The Klein community is primarily served by the Klein Independent School District. However, a few minuscule portions of Klein are served by the Spring ISD and the Cypress-Fairbanks ISD.

The Klein ISD area joined the North Harris Montgomery Community College District (now Lone Star College) in 1998. The Texas Legislature designated Klein ISD a part of the Lone Star College district.

==Demographics==
The 2016 estimated population for the Klein area was 200,805 people. The racial makeup of the town was 46.3 percent White, 32.4 percent Black, 0.6 percent Native American, 14.8 percent Asian, 0.1 percent Pacific Islander, 5.8 percent from other races. Persons of Hispanic origin, regardless of race, accounted for 28.9 percent of the population. About 21.7% of families live below the poverty line.
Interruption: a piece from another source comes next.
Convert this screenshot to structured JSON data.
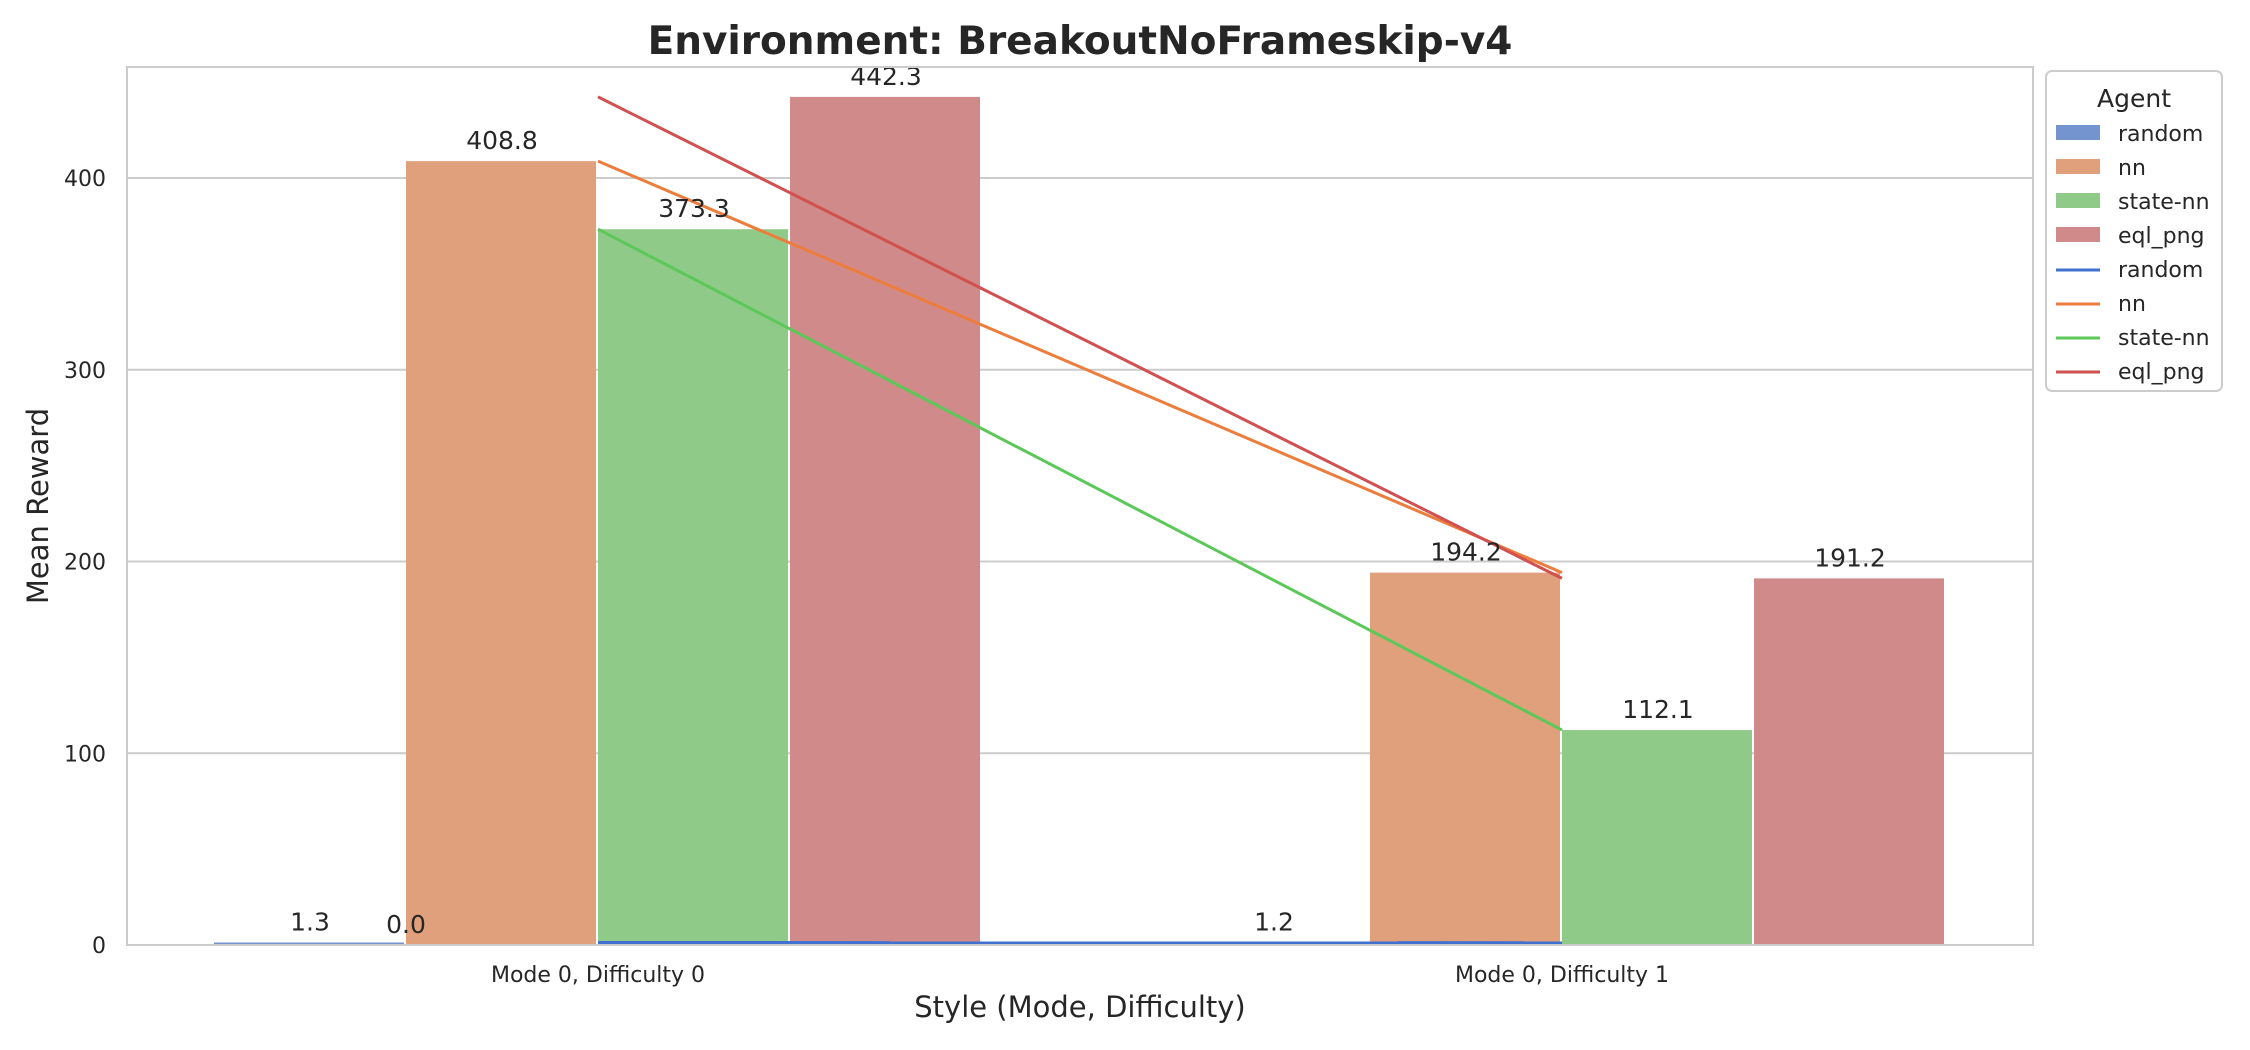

Black Americans have been well represented in the Kohrville community dating back since the Reconstruction era. Kohrville school served the area up until 1928, when students were consolidated into Rural High School District Number One, which eventually became Klein High School.

==Parks and recreation==
Harris County Precinct 3 Commissioner operates the 7 acre Klein Park. The park has four lighted athletic ball fields and toilet facilities.

Meyer Park, a 40-acre park straddling Cypresswood Road, has 38 soccer fields of various sizes for different age groups. The park also has four baseball fields, a playground, a dog park, toilet facilities, and pavilions.